February 4, 2003
Diagnosis and Symptoms
Question from Lebanon, Pennsylvania, USA:
I have never been tested for diabetes, but I do know that it runs in my family. (My mother has it, my brother was just diagnosed with it, and my grandmother had it when she was living.) I get a lot of chest pain and numbing in my fingers and hands. I also get stomachaches at times, and I get like these hot flashes that make me sweat very much. I don’t have much energy at all, I get very nauseated a lot also, and I have deep and rapid breathing at times. I get dry mouth a lot; most of the day I would have to say. I also get very grouchy, and get the shakes at times, my heart beats really fast, I feel dizzy at times almost like I am going to pass out. I sometimes get confused also. I do get very thirsty, drink a lot in a day, and go to the bathroom a lot. I feel tired a lot also and don’t have very much energy at all. Is this something I should bring to my doctor’s attention?
Answer:
You have enough of the symptoms of diabetes and a marked family history to be very suspicious that you have diabetes. You need to see your physician and have blood testing done to determine if you have diabetes. You should not wait on this. You should not put it off. If it turns out you do not have diabetes, you should be checked yearly for this.
JTL
[Editor’s comment: Testing for diabetes should include blood sugar levels performed by a medical laboratory. The timing of the sample (fasting, random, or postprandial) would influence how high a level is considered abnormal. See Classification and Diagnosis of Diabetes Guidelines for further information.

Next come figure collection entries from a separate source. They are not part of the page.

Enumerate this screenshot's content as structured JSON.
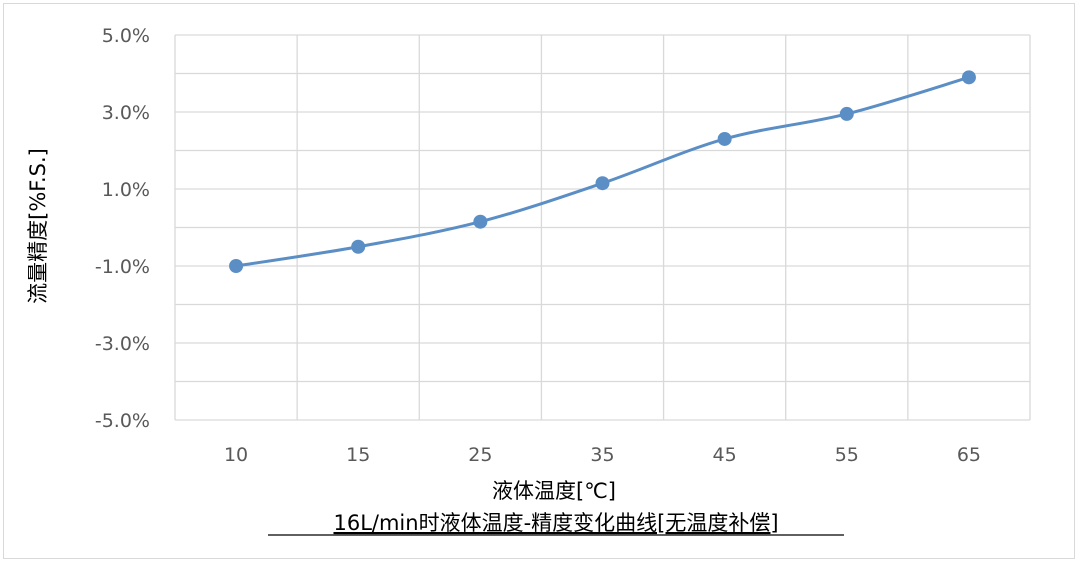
{
  "chart_data": {
    "type": "line",
    "title": "16L/min时液体温度-精度变化曲线[无温度补偿]",
    "xlabel": "液体温度[℃]",
    "ylabel": "流量精度[%F.S.]",
    "categories": [
      "10",
      "15",
      "25",
      "35",
      "45",
      "55",
      "65"
    ],
    "series": [
      {
        "values": [
          -1.0,
          -0.5,
          0.15,
          1.15,
          2.3,
          2.95,
          3.9
        ]
      }
    ],
    "ylim": [
      -5.0,
      5.0
    ],
    "yticks": [
      "5.0%",
      "3.0%",
      "1.0%",
      "-1.0%",
      "-3.0%",
      "-5.0%"
    ],
    "grid": true,
    "smooth": true,
    "colors": {
      "series": "#5b8ec5",
      "grid": "#d9d9d9"
    }
  }
}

Occasionally, lab blood sugar testing might be normal in an early case of diabetes, repeat blood sugar testing at the same or a different time, or performing a glucose tolerance test, might be appropriate if there is a high suspicion of diabetes despite normal initial testing. Another test, the glycosylated hemoglobin, might be used to help confirm a suspected diagnosis of diabetes, but the GHB (also called HbA1c or A1c) is not usually considered as appropriate to make an initial diagnosis. Antibody testing is occasionally done as a screening test in high-risk situations, or as confirmatory of type type 1A (autoimmune) diabetes, but is not part of routine testing.
Urine sugar tests or home glucose testing, if done, might be positive, which would make the situation more urgent to get lab testing done to confirm the abnormal results. However, urine or home glucose testing, if negative, would not exclude diabetes.